People were glued to park benches, eager witnesses of the moment when the flames would begin to pour into the brushy valley on our side of Whiting Ranch. You might have had trouble distinguishing them from the crowd at the latest Lucas blockbuster. They were there for the news of the disaster (just like we were).
The strangest thing was the wind. As the fire cleared a corridor down Borrego Canyon, a cold wind blew over Concourse Park out of the northwest.
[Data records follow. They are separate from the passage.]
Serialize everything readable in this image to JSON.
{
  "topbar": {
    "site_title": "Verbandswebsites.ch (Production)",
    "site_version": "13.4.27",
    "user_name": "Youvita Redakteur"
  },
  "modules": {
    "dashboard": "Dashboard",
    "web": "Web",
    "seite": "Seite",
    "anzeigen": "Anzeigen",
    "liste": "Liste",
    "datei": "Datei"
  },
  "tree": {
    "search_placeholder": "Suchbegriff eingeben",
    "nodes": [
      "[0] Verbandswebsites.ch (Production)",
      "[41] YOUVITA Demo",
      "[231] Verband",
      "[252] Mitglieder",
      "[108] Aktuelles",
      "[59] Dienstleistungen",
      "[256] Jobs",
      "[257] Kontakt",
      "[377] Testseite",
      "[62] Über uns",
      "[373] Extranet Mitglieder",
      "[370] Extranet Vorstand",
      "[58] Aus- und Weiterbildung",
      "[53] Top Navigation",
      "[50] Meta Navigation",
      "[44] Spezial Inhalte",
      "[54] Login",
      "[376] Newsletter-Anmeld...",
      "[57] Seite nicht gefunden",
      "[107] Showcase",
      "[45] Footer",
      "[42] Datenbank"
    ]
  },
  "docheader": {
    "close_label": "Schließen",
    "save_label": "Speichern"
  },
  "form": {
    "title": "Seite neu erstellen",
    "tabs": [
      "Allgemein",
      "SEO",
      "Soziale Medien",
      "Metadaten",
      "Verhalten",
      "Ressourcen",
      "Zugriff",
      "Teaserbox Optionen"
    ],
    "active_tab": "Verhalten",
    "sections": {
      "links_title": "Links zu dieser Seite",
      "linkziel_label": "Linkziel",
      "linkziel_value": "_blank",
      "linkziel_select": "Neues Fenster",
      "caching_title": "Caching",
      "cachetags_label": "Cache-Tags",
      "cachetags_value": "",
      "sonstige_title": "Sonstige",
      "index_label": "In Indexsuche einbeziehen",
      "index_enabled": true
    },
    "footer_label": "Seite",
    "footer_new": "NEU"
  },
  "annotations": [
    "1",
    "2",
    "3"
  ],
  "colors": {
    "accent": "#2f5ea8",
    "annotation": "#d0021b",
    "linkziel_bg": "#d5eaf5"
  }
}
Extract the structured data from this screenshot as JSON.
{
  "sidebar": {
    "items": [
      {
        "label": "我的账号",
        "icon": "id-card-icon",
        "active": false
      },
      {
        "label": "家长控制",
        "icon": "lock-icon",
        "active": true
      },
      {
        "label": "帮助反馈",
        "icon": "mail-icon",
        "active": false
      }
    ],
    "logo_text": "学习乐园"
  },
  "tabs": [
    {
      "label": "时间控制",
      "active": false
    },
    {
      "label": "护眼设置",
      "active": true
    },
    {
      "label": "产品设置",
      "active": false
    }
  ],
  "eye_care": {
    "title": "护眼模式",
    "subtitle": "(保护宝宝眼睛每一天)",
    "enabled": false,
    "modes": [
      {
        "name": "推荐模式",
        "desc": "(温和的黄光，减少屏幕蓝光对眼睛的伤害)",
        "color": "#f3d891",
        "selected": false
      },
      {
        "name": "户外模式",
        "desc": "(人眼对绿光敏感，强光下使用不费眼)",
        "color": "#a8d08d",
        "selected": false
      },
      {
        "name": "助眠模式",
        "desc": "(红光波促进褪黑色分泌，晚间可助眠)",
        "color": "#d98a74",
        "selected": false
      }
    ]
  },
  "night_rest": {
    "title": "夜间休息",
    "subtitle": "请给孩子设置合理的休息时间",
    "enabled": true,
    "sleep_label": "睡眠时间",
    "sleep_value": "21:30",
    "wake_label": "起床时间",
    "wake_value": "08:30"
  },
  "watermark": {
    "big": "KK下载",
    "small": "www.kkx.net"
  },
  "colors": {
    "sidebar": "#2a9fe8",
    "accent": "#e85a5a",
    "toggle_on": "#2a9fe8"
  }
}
It kept switching its directions and not a single person didn’t have her car keys in hand, just in case it shifted a few degrees and brought the inferno into our laps.
In the meantime, it was hurry up and wait for news stronger than rumor.
* * * * *
The congregation gave us opportunities to meet neighbors, a chance I hadn’t had like this since the Quake of 89. Clearly visible to us in the park was the big screen television of one of the houses perched on the hillside overlooking the Serrano Creek drainage of Whiting Ranch Wilderness. One fellow pointed his binoculars at the living room. “He’s watching football,” he announced.
* * * * *
When the Orange County Sheriffs appeared, the crowd in the park congealed around the car. A lone deputy stood, looking around at us, while his partner leaned against the prowler. “We’re waiting for you to tell us what’s happening,” I said to him. “I don’t know,” he replied. “We heard that there were a lot of people up here in the park and we wanted to see what they were looking at.”
We’re not evacuating until they tell us to.